Deep Learning for ROP
Newly developed AI models show promise for automatic retinopathy of prematurity diagnosis
Alun Evans | | 2 min read | Technology
Researchers at University College London and Moorfields Eye Hospital have developed new deep learning (DL) models for the accurate detection of retinopathy of prematurity (ROP) (1). ROP is increasing in prevalence as global survival rates for premature babies increase, but the study authors are optimistic that these models could lead to worldwide improvements in detecting the disease, making ROP – currently a leading cause of childhood blindness – “a thing of the past.”

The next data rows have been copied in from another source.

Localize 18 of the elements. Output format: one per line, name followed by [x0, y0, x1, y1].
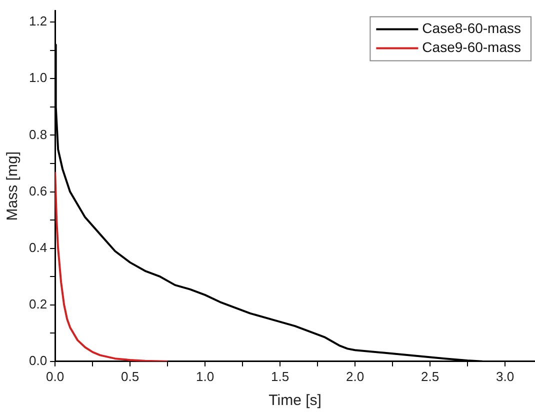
- y-tick-label: 0.2: [28, 296, 48, 312]
- x-tick-label: 2.5: [420, 368, 440, 384]
- y-tick-label: 0.0: [28, 352, 48, 368]
- legend-label: Case9-60-mass: [422, 39, 522, 56]
- x-tick-label: 1.5: [271, 368, 290, 384]
- legend-label: Case8-60-mass: [422, 20, 522, 36]
- x-tick-label: 0.5: [121, 368, 140, 384]
- x-axis-title: Time [s]: [268, 392, 322, 410]
- y-tick-label: 1.0: [28, 70, 48, 86]
- x-tick-label: 1.0: [196, 368, 214, 384]
- y-tick-label: 1.2: [28, 14, 48, 29]
- y-tick-label: 0.8: [28, 126, 48, 142]
- y-axis-title: Mass [mg]: [4, 152, 22, 221]
- x-tick-label: 0.0: [46, 368, 64, 384]
- x-tick-label: 2.0: [346, 368, 364, 384]
- x-tick-label: 3.0: [496, 368, 514, 384]
- y-tick-label: 0.6: [28, 183, 48, 198]
- y-tick-label: 0.4: [28, 240, 48, 255]
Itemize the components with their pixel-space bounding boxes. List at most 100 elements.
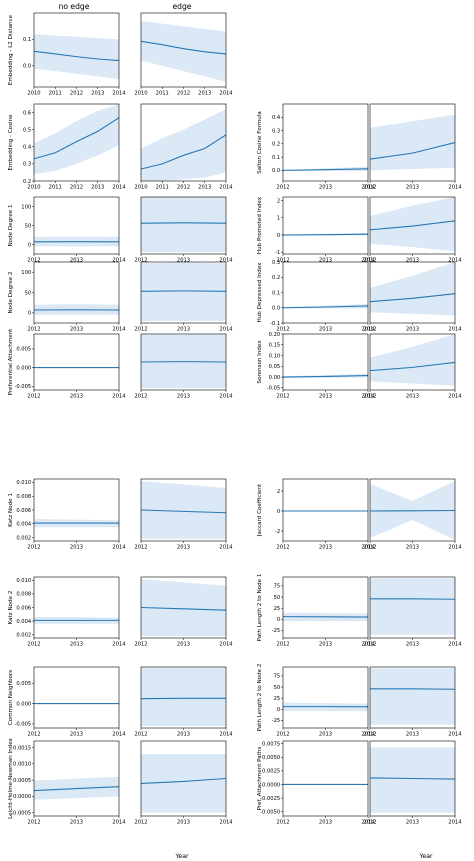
panel-r7-c2: 2012 2013 2014 -25 0 25 50 75 Path Length 2 to N… <box>257 664 375 738</box>
plot-area <box>34 776 119 800</box>
x-tick-label: 2012 <box>276 820 289 826</box>
y-tick-label: 0 <box>277 233 280 239</box>
y-tick-label: 0.1 <box>272 155 280 161</box>
panel-r8-c3: 2012 2013 2014 <box>363 740 462 826</box>
panel-r0-c1: 2010 2011 2012 2013 2014 <box>134 12 233 97</box>
plot-frame <box>282 196 369 255</box>
x-tick-label: 2014 <box>448 820 462 826</box>
x-tick-label: 2014 <box>361 545 375 551</box>
y-axis-label: Preferential Attachment <box>8 328 14 396</box>
x-tick-label: 2013 <box>177 820 190 826</box>
y-tick-label: 0.0025 <box>262 769 280 775</box>
x-tick-label: 2014 <box>112 732 126 738</box>
x-tick-label: 2012 <box>134 732 147 738</box>
panel-r3-c2: 2012 2013 2014 -0.1 0.0 0.1 0.2 0.3 Hub Depresse… <box>257 260 375 333</box>
plot-area <box>283 166 368 172</box>
y-tick-label: 0.010 <box>16 578 31 584</box>
y-tick-label: 0.0005 <box>13 778 31 784</box>
plot-area <box>283 612 368 622</box>
y-tick-label: 0.005 <box>16 681 31 687</box>
panel-r2-c3: 2012 2013 2014 <box>363 196 462 264</box>
panel-r4-c2: 2012 2013 2014 -0.05 0.00 0.05 0.10 0.15 0.20 Sor… <box>257 332 375 400</box>
x-tick-label: 2012 <box>363 258 376 264</box>
y-tick-label: 0.1 <box>272 290 280 296</box>
y-axis-label: Jaccard Coefficient <box>257 483 263 537</box>
y-tick-label: 50 <box>25 223 32 229</box>
x-tick-label: 2014 <box>361 820 375 826</box>
x-tick-label: 2014 <box>448 394 462 400</box>
plot-area <box>141 109 226 181</box>
x-tick-label: 2014 <box>448 327 462 333</box>
x-tick-label: 2012 <box>134 820 147 826</box>
confidence-band <box>370 114 455 171</box>
confidence-band <box>141 667 226 726</box>
y-tick-label: 0.000 <box>16 365 31 371</box>
plot-area <box>370 668 455 725</box>
x-tick-label: 2013 <box>70 258 83 264</box>
x-tick-label: 2013 <box>406 185 419 191</box>
plot-area <box>370 578 455 635</box>
y-tick-label: 0 <box>277 617 280 623</box>
x-tick-label: 2013 <box>177 732 190 738</box>
y-tick-label: 0.3 <box>23 162 31 168</box>
panel-r2-c1: 2012 2013 2014 <box>134 196 233 264</box>
confidence-band <box>34 104 119 175</box>
confidence-band <box>370 668 455 725</box>
plot-frame <box>33 333 120 391</box>
x-tick-label: 2013 <box>177 258 190 264</box>
confidence-band <box>370 747 455 813</box>
confidence-band <box>141 197 226 253</box>
x-tick-label: 2014 <box>219 91 233 97</box>
column-title-no-edge: no edge <box>59 2 90 11</box>
y-tick-label: -0.0005 <box>11 811 31 817</box>
mean-line <box>370 509 455 512</box>
plot-frame <box>282 478 369 542</box>
x-tick-label: 2011 <box>49 91 62 97</box>
x-tick-label: 2013 <box>319 258 332 264</box>
y-axis-label: Katz Node 2 <box>8 591 14 625</box>
plot-area <box>34 236 119 247</box>
x-tick-label: 2012 <box>363 394 376 400</box>
plot-area <box>370 262 455 316</box>
y-tick-label: 0.008 <box>16 494 31 500</box>
x-tick-label: 2013 <box>70 545 83 551</box>
x-tick-label: 2013 <box>406 327 419 333</box>
x-tick-label: 2013 <box>91 185 104 191</box>
plot-area <box>141 667 226 726</box>
y-tick-label: 0.004 <box>16 522 32 528</box>
y-tick-label: 0 <box>277 707 280 713</box>
x-tick-label: 2012 <box>27 820 40 826</box>
x-tick-label: 2012 <box>27 327 40 333</box>
y-tick-label: 1 <box>277 216 280 222</box>
x-tick-label: 2013 <box>177 394 190 400</box>
confidence-band <box>141 754 226 813</box>
x-tick-label: 2013 <box>70 327 83 333</box>
x-tick-label: 2012 <box>363 545 376 551</box>
y-tick-label: 0.2 <box>272 142 280 148</box>
panel-r3-c3: 2012 2013 2014 <box>363 261 462 333</box>
y-axis-label: Path Length 2 to Node 2 <box>257 664 263 732</box>
x-tick-label: 2012 <box>134 258 147 264</box>
x-tick-label: 2011 <box>156 91 169 97</box>
x-tick-label: 2013 <box>406 732 419 738</box>
x-tick-label: 2014 <box>448 545 462 551</box>
y-tick-label: 75 <box>274 674 281 680</box>
x-tick-label: 2012 <box>27 394 40 400</box>
y-tick-label: -25 <box>272 628 280 634</box>
y-tick-label: 0.10 <box>269 353 281 359</box>
x-tick-label: 2012 <box>177 185 190 191</box>
x-tick-label: 2012 <box>27 642 40 648</box>
x-tick-label: 2014 <box>361 258 375 264</box>
y-tick-label: 0.00 <box>269 375 281 381</box>
confidence-band <box>370 334 455 386</box>
x-tick-label: 2012 <box>363 327 376 333</box>
x-tick-label: 2012 <box>363 820 376 826</box>
plot-area <box>141 197 226 253</box>
panel-r6-c3: 2012 2013 2014 <box>363 576 462 648</box>
x-tick-label: 2014 <box>219 258 233 264</box>
panel-r4-c3: 2012 2013 2014 <box>363 333 462 400</box>
y-tick-label: 0.006 <box>16 605 31 611</box>
y-tick-label: 0.15 <box>269 343 281 349</box>
x-tick-label: 2013 <box>319 185 332 191</box>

Specifically, two DL models – one bespoke, one code-free deep learning (CFDL) – were developed by the UCL-Moorfields team to differentiate between “healthy,” “pre-plus,” and “plus disease” – the latter a hallmark of severe ROP characterized by abnormal posterior retinal vessel dilatation and tortuosity. The team used the DL tools to retrospectively screen a sample of 7,414 images taken from 1,370 newborns previously admitted to Homerton Hospital, London, between 2008 and 2018. The hospital is known to serve an ethnically and socioeconomically diverse community – an important side note, when considering that ROP is said to be influenced by both ethnicity and socioeconomic factors (2).
The AI results were then compared with results taken from assessments by ophthalmologists (each image was graded by two junior ophthalmologists with all disagreements adjudicated by a senior pediatric ophthalmologist). Comparisons indicated that both types of deep learning models performed at a similar diagnostic level to that of ophthalmologists when discriminating between healthy retinal images and those with either pre-plus or plus disease features. The team did note, however, that the CFDL model did not perform as well as the bespoke model when it came to pre-plus disease in minority classes.

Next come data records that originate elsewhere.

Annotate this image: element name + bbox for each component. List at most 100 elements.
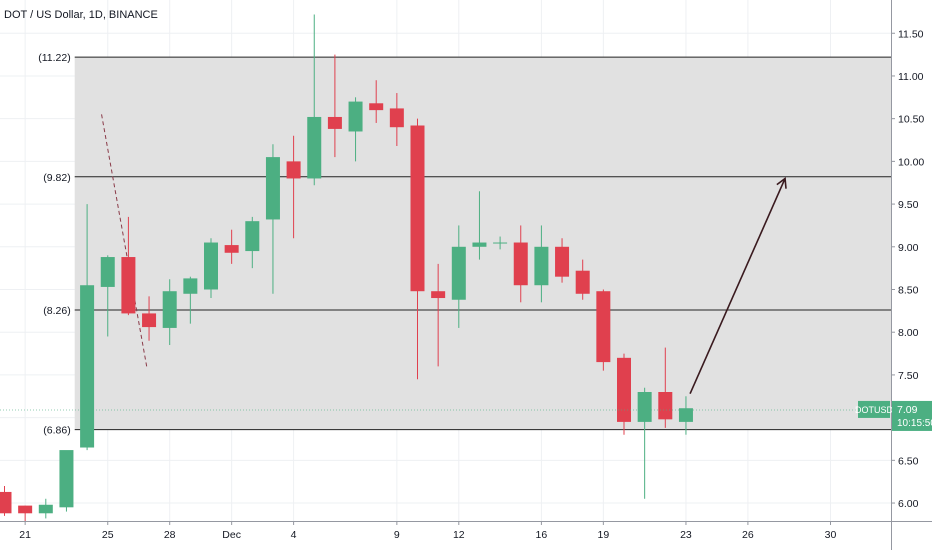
candle-body	[348, 101, 363, 132]
candle-body	[100, 257, 115, 287]
candle-down	[575, 259, 590, 300]
candle-up	[204, 238, 218, 299]
y-tick-label: 9.50	[898, 199, 919, 211]
y-tick-label: 11.50	[898, 28, 924, 40]
candle-up	[245, 216, 260, 269]
candle-down	[596, 289, 611, 371]
candle-down	[555, 238, 570, 283]
x-tick-label: 26	[742, 529, 754, 541]
candle-body	[80, 285, 95, 448]
chart-title: DOT / US Dollar, 1D, BINANCE	[4, 9, 158, 21]
candle-down	[327, 54, 342, 158]
candle-body	[142, 313, 157, 328]
candle-up	[59, 450, 74, 512]
candle-up	[38, 498, 53, 519]
last-price-tag-bg	[892, 400, 932, 431]
candle-body	[183, 278, 198, 294]
candle-body	[596, 291, 611, 363]
level-label: (6.86)	[43, 425, 70, 437]
candle-body	[637, 392, 652, 422]
candle-down	[224, 229, 239, 264]
candle-down	[121, 216, 136, 316]
candle-body	[431, 291, 446, 299]
candle-body	[121, 257, 136, 314]
x-tick-label: 23	[680, 529, 692, 541]
last-price-value: 7.09	[897, 404, 918, 416]
candle-body	[224, 245, 239, 253]
candle-body	[38, 504, 53, 514]
y-tick-label: 8.50	[898, 285, 919, 297]
candle-up	[451, 225, 466, 328]
candle-down	[142, 296, 157, 341]
y-tick-label: 7.50	[898, 370, 919, 382]
candle-body	[513, 242, 528, 286]
candle-down	[658, 347, 673, 428]
level-label: (9.82)	[43, 172, 70, 184]
candle-up	[162, 279, 177, 346]
candle-body	[327, 116, 342, 129]
candle-body	[265, 157, 280, 220]
candle-up	[307, 14, 322, 186]
candle-down	[369, 80, 384, 123]
x-tick-label: 9	[394, 529, 400, 541]
candle-down	[431, 263, 446, 367]
dashed-trend-line	[101, 114, 148, 369]
candle-body	[678, 408, 693, 422]
y-tick-label: 11.00	[898, 71, 924, 83]
candle-up	[637, 387, 652, 499]
candle-body	[307, 116, 322, 179]
candle-down	[0, 485, 12, 516]
candle-body	[534, 246, 549, 286]
y-tick-label: 10.50	[898, 114, 924, 126]
candle-body	[575, 270, 590, 294]
x-tick-label: 12	[453, 529, 465, 541]
candle-body	[555, 246, 570, 277]
candle-up	[348, 97, 363, 162]
candle-up	[265, 144, 280, 294]
candle-body	[410, 125, 425, 292]
candle-body	[162, 291, 177, 328]
candle-down	[18, 505, 33, 522]
x-tick-label: 21	[19, 529, 31, 541]
symbol-tag: DOTUSD	[855, 405, 894, 415]
x-tick-label: 4	[291, 529, 297, 541]
x-tick-label: 28	[164, 529, 176, 541]
candle-up	[493, 236, 508, 250]
x-tick-label: Dec	[222, 529, 241, 541]
projection-arrow	[689, 176, 787, 395]
candle-body	[617, 357, 631, 422]
candle-body	[245, 221, 260, 252]
y-tick-label: 8.00	[898, 327, 919, 339]
candle-body	[204, 242, 218, 290]
x-tick-label: 30	[825, 529, 837, 541]
level-label: (11.22)	[38, 52, 71, 64]
candle-up	[534, 225, 549, 303]
y-tick-label: 6.00	[898, 498, 919, 510]
candle-down	[286, 135, 301, 239]
candle-up	[472, 191, 487, 260]
candle-down	[389, 93, 404, 146]
countdown-timer: 10:15:50	[897, 418, 932, 429]
candle-body	[18, 505, 33, 514]
candle-body	[369, 103, 384, 111]
candle-body	[389, 108, 404, 128]
candle-up	[80, 204, 95, 451]
candle-body	[59, 450, 74, 508]
candle-up	[100, 255, 115, 337]
candle-body	[658, 392, 673, 420]
x-tick-label: 19	[598, 529, 610, 541]
y-tick-label: 10.00	[898, 156, 924, 168]
x-tick-label: 16	[536, 529, 548, 541]
candle-body	[286, 161, 301, 179]
candle-body	[493, 242, 508, 244]
y-tick-label: 6.50	[898, 455, 919, 467]
candle-body	[0, 491, 12, 514]
candle-down	[513, 225, 528, 303]
y-tick-label: 9.00	[898, 242, 919, 254]
candle-up	[678, 396, 693, 435]
x-tick-label: 25	[102, 529, 114, 541]
level-label: (8.26)	[43, 305, 70, 317]
symbol-tag-bg	[858, 400, 890, 418]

Despite this downside, the CFDL model can be easily optimized by individuals without prior coding experience. In either case, the UCL-Moorfields work indicates that DL models show promise as an alternative to manual review of scans, which could free up ophthalmologists’ time by allowing trained nurses to initiate the diagnostic process.
- S Wagner et.al., “Development and international validation of custom-engineered and code-free deep-learning models for detection of plus disease in retinopathy of prematurity: a retrospective study,” The Lancet, 5, 340 (2023). PMID: 37088692.
- R Karmouta et al., “ Association Between Social Determinants of Health and Retinopathy of Prematurity Outcomes,” JAMA Ophthalmol, 140, 496 (2022). PMID: 35420651.